A contrario, cette peur du relâchement s’étiole complètement chez les JOLGO. Comprendre dans ce sigle la « joie de lâcher prise ». Comme évoqué plus haut, ce confinement a été l’occasion pour certains de revendiquer un recentrage sur les choses essentielles. Cette attitude invite à se délester du superflu, à sortir de l’isolement plus léger en se concentrant sur ce qui est vraiment important.
Nous avons tous remarqué l’apparition sur les écrans des personnalités publiques en mode « nature » chez elles, dans leurs cuisines, des journalistes moins maquillés prendre l’antenne, et pas coiffés… Nous avons été stupéfaits de découvrir à quoi certains ressemblent vraiment, sans fard.
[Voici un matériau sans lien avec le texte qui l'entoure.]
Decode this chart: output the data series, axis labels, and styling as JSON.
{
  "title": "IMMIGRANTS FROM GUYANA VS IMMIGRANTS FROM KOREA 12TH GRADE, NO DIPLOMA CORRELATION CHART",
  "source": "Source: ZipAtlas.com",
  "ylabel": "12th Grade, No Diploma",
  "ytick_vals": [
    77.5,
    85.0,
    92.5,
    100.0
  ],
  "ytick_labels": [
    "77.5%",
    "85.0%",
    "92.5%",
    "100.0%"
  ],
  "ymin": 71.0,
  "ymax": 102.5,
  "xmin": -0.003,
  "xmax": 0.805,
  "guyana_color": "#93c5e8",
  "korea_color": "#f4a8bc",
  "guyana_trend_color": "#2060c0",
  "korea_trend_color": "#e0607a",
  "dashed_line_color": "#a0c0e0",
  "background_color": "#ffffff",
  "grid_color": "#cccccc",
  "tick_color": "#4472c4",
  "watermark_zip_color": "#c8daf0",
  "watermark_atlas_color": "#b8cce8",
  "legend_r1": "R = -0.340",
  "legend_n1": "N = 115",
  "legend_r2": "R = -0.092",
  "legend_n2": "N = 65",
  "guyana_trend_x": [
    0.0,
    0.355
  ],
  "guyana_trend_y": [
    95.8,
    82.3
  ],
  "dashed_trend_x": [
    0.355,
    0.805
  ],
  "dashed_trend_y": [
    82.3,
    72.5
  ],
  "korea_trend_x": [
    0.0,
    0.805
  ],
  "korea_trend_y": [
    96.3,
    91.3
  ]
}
En télétravail par Visio, certains se sont affranchis des normes sociales. Exit le maquillage, bye bye les talons haut perchés pour les femmes. Place à l’envie de se détendre, de profiter en bon hédoniste de cette opportunité pour être, face ou derrière les écrans, tel que l’on est, loin des carcans du paraître. La reconversion en JOLGO a pris un temps…
Tout compte fait, cette période post confinement aura mis en lumière bien de mal-être. Les conséquences ont été assez grandes, surtout chez des adolescents qui ont vu leur taux d’angoisse augmenter même si les écrans ont aussi été salvateurs.
Les phénomènes évoqués dans cet article n’étaient pas nouveaux. ils se sont juste rendus plus visibles avec le recours massif aux réseaux sociaux. Les fins observateurs de la société déterminent déjà des comportements nocifs liés aux nouvelles habitudes adoptées.
D’autres champs d’exploration restent. Détox digitale, dysmorphophobie, body positive ou autres notions comme booktok regorgent aussi d’O!